本作品の制作を始めた頃、ブグローはすでに有名人となっており、パリだけでなく国際的な規模で美術界に名を馳せ、典型的なフランスのサロン画家として評価されていた。
要素の少ない印象的な構成
《波》は1896年のサロン用に描かれ、古典的ヌード画における昔ながらの構成に忠実な絵画だ。昼と夜をテーマに戯れを表現した《ヴィーナスの凱旋》、その後にさらに典型的な《ヴィーナスの誕生》と好評を博した絵画に続き、ブグローはより印象的なコンセプトの演出を芸術界に提示した。
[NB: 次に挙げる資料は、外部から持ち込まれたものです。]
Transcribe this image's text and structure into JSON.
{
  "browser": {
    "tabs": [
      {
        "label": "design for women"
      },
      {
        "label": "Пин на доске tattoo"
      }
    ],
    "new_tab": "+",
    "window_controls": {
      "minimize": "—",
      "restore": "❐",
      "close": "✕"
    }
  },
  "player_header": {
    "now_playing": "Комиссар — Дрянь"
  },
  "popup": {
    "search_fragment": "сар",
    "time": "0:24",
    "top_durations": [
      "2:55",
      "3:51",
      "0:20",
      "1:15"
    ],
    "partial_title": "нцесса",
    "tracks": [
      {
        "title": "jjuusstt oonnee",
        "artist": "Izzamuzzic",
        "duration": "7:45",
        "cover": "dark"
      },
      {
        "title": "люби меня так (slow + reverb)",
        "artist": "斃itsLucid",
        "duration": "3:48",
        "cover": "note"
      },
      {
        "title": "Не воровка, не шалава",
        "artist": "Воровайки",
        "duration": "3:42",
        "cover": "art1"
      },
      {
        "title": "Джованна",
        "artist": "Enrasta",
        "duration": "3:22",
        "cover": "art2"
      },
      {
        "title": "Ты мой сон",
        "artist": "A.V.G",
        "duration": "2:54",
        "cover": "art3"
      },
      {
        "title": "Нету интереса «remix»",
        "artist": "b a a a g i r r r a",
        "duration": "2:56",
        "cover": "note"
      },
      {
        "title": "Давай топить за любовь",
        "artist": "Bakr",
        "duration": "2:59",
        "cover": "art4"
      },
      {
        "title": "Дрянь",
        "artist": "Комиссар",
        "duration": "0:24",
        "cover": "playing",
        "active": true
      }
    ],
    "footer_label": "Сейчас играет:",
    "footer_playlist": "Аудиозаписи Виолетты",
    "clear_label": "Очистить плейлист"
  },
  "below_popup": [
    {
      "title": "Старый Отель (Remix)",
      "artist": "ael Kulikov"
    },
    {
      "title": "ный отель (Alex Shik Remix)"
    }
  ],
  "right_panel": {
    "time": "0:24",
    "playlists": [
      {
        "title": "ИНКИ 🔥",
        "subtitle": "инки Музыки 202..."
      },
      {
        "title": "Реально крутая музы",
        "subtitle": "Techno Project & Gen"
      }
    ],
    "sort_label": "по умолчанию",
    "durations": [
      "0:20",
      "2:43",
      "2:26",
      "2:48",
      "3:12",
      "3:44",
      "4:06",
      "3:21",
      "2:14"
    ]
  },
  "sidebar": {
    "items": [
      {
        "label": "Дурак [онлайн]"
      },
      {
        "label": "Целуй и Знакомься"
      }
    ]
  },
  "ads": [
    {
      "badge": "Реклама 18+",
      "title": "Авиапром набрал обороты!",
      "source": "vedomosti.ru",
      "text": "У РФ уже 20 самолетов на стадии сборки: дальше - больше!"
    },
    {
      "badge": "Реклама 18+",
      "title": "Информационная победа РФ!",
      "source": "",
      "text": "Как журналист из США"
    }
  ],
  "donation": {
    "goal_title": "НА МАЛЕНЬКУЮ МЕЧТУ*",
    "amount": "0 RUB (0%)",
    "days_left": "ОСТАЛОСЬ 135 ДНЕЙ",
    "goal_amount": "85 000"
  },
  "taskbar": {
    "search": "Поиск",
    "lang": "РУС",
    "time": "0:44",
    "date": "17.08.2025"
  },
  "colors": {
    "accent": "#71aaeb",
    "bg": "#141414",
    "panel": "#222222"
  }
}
題材に関しては伝統に忠実だが、水浴びするヌード女性を描いた他の作品に対しても、より鮮明な写実主義の印象を与えた。プット、ニンフ、海の神たちに囲まれてまっすぐ立つヌード姿から移行し、物語の基礎となる要素だけに構成を絞り込むことで、このジャンルに非常に強い存在感を提示した。
モデル
オディール・シャルパンティエという女性がこの作品のモデルとされており、《黙想》《幻想》《愛の秘密》と同年に制作された他の3作品のポーズもとっている。しかし、頭部はまた別のモデルを雇っていたようで、エスキースの裏面に記されていたメモからミス・ガブリエルと言われている。
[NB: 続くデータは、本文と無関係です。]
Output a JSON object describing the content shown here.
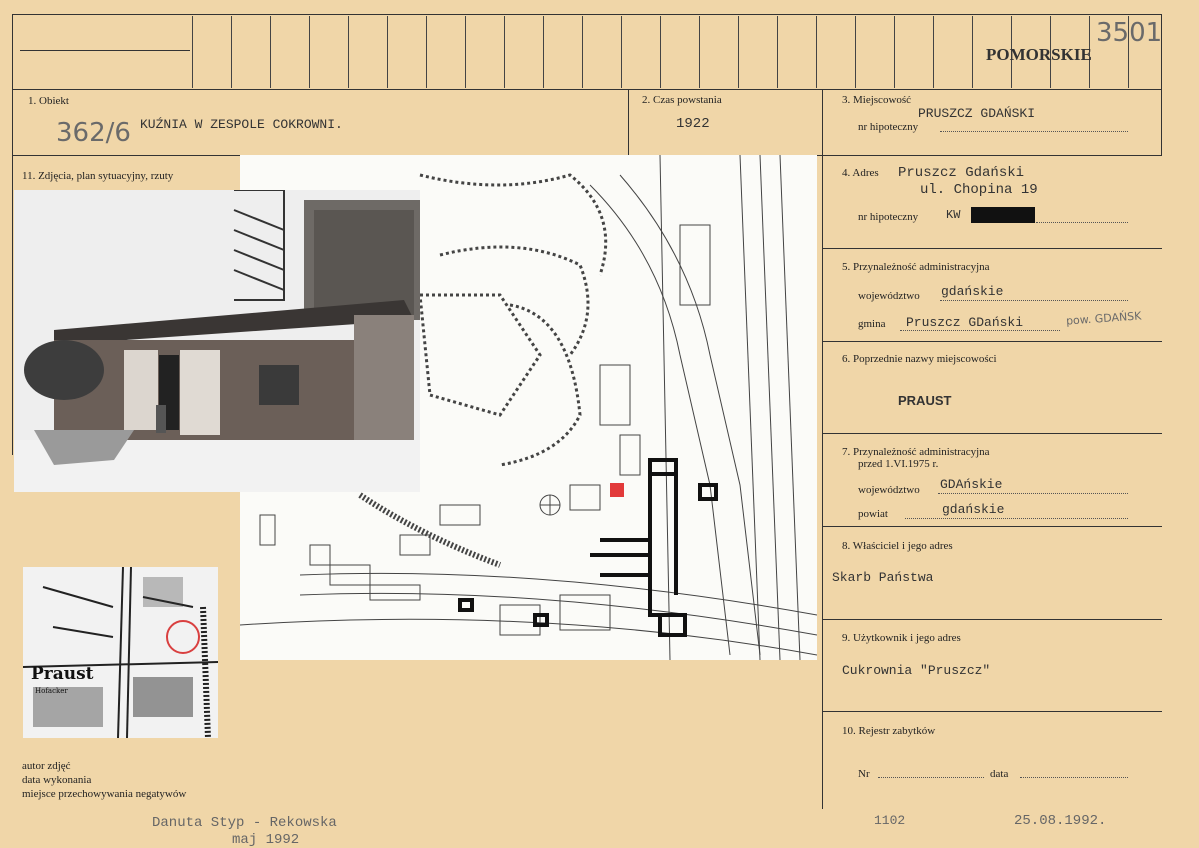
{
  "header": {
    "region": "POMORSKIE",
    "doc_number": "3501"
  },
  "obiekt": {
    "label": "1. Obiekt",
    "value": "KUŹNIA W ZESPOLE COKROWNI.",
    "inventory_number": "362/6"
  },
  "czas": {
    "label": "2. Czas powstania",
    "value": "1922"
  },
  "miejscowosc": {
    "label": "3. Miejscowość",
    "value": "PRUSZCZ  GDAŃSKI",
    "nr_label": "nr  hipoteczny"
  },
  "zdjecia": {
    "label": "11. Zdjęcia, plan sytuacyjny, rzuty"
  },
  "adres": {
    "label": "4. Adres",
    "line1": "Pruszcz Gdański",
    "line2": "ul. Chopina 19",
    "nr_label": "nr  hipoteczny",
    "kw": "KW"
  },
  "przynaleznosc": {
    "label": "5. Przynależność  administracyjna",
    "woj_label": "województwo",
    "woj_value": "gdańskie",
    "gmina_label": "gmina",
    "gmina_value": "Pruszcz GDański",
    "gmina_note": "pow. GDAŃSK"
  },
  "poprzednie": {
    "label": "6. Poprzednie nazwy miejscowości",
    "value": "PRAUST"
  },
  "przed1975": {
    "label": "7. Przynależność  administracyjna",
    "label2": "przed 1.VI.1975 r.",
    "woj_label": "województwo",
    "woj_value": "GDAńskie",
    "powiat_label": "powiat",
    "powiat_value": "gdańskie"
  },
  "wlasciciel": {
    "label": "8. Właściciel i jego adres",
    "value": "Skarb Państwa"
  },
  "uzytkownik": {
    "label": "9. Użytkownik i jego adres",
    "value": "Cukrownia \"Pruszcz\""
  },
  "rejestr": {
    "label": "10. Rejestr  zabytków",
    "nr_label": "Nr",
    "data_label": "data"
  },
  "footer_labels": {
    "autor": "autor  zdjęć",
    "data": "data  wykonania",
    "miejsce": "miejsce  przechowywania  negatywów"
  },
  "footer_values": {
    "author": "Danuta Styp - Rekowska",
    "date_taken": "maj 1992",
    "code": "1102",
    "date": "25.08.1992."
  },
  "map": {
    "town_label": "Praust",
    "town_sub": "Hofacker"
  },
  "colors": {
    "paper": "#f0d6a8",
    "highlight": "#e23a3a",
    "circle": "#d94040"
  }
}
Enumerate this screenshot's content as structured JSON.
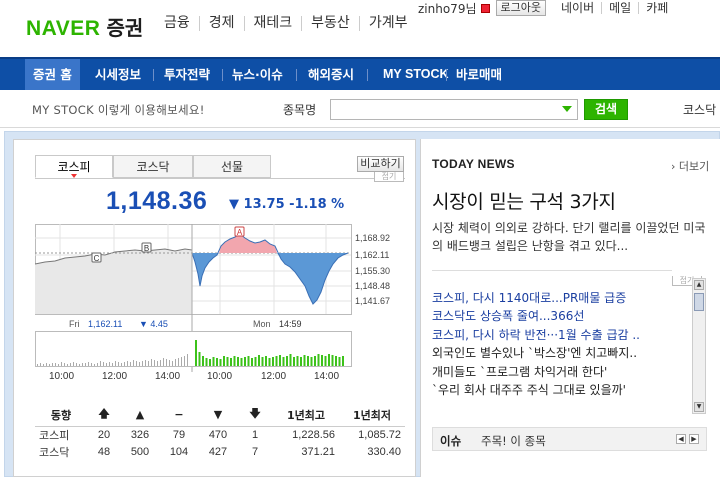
{
  "header": {
    "logo_naver": "NAVER",
    "logo_stock": "증권",
    "nav": [
      "금융",
      "경제",
      "재테크",
      "부동산",
      "가계부"
    ],
    "user": "zinho79님",
    "logout": "로그아웃",
    "links": [
      "네이버",
      "메일",
      "카페"
    ]
  },
  "gnb": {
    "items": [
      "증권 홈",
      "시세정보",
      "투자전략",
      "뉴스·이슈",
      "해외증시",
      "MY STOCK",
      "바로매매"
    ]
  },
  "search": {
    "hint": "MY STOCK 이렇게 이용해보세요!",
    "label": "종목명",
    "placeholder": "",
    "button": "검색",
    "right_label": "코스닥"
  },
  "tabs": [
    "코스피",
    "코스닥",
    "선물"
  ],
  "compare_label": "비교하기",
  "fold_label": "접기",
  "index": {
    "value": "1,148.36",
    "change": "▼ 13.75  -1.18 %"
  },
  "chart_data": {
    "type": "line",
    "yticks": [
      "1,168.92",
      "1,162.11",
      "1,155.30",
      "1,148.48",
      "1,141.67"
    ],
    "xticks": [
      "10:00",
      "12:00",
      "14:00",
      "10:00",
      "12:00",
      "14:00"
    ],
    "prev_day": {
      "label": "Fri",
      "value": "1,162.11",
      "change": "▼ 4.45"
    },
    "cur_day": {
      "label": "Mon",
      "time": "14:59"
    },
    "markers": [
      "C",
      "B",
      "A"
    ]
  },
  "stats": {
    "headers": [
      "동향",
      "▲",
      "▲",
      "−",
      "▼",
      "▼",
      "1년최고",
      "1년최저"
    ],
    "rows": [
      [
        "코스피",
        "20",
        "326",
        "79",
        "470",
        "1",
        "1,228.56",
        "1,085.72"
      ],
      [
        "코스닥",
        "48",
        "500",
        "104",
        "427",
        "7",
        "371.21",
        "330.40"
      ]
    ]
  },
  "news": {
    "title": "TODAY NEWS",
    "more": "더보기",
    "headline": "시장이 믿는 구석 3가지",
    "summary": "시장 체력이 의외로 강하다. 단기 랠리를 이끌었던 미국의 배드뱅크 설립은 난항을 겪고 있다...",
    "items": [
      {
        "text": "코스피, 다시 1140대로...PR매물 급증",
        "color": "blue"
      },
      {
        "text": "코스닥도 상승폭 줄여...366선",
        "color": "blue"
      },
      {
        "text": "코스피, 다시 하락 반전···1월 수출 급감 ..",
        "color": "blue"
      },
      {
        "text": "외국인도 별수있나 `박스장'엔 치고빠지..",
        "color": "black"
      },
      {
        "text": "개미들도 `프로그램 차익거래 한다'",
        "color": "black"
      },
      {
        "text": "`우리 회사 대주주 주식 그대로 있을까'",
        "color": "black"
      }
    ],
    "issue_label": "이슈",
    "issue_text": "주목! 이 종목"
  }
}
さらに1906年、長く続く「この作品のモデルは誰か」論争にとある評論家は、マルト=カミーユ・ドヴァリエールという、作者の想像力を掻き立てた3人目のモデルがいた、と付け加えた。
緻密な描写
細部に至るまでブグローは作品に正確さを求め、モデルたちの足首や手を何時間にもわたりスケッチをしていた。人物と同じくらい背景の描写にもこだわる、非常に優れた図案と色彩感覚の持ち主だ。水しぶきや荒れた波から出る泡、濡れた砂に映る身体の描写など、《波》ではその細部へのこだわりがはっきりと認識できる。
肌の質感や筋肉に至るまで非常に緻密で、モデルの年齢もわかりそうなほどだ。遠近感にも写実主義が表れており、前面のお尻と太ももはカメラレンズを通じて見ているかのように拡大されている。
さらに、当時ブグローが描いていた人物たちのほとんどが優しい目線を向けているのに対し、《波》の女性の目線は真っ直ぐで強い。荒れた海を背景にキャンバスに描かれたヌード女性は、見る人々に驚きを与えている。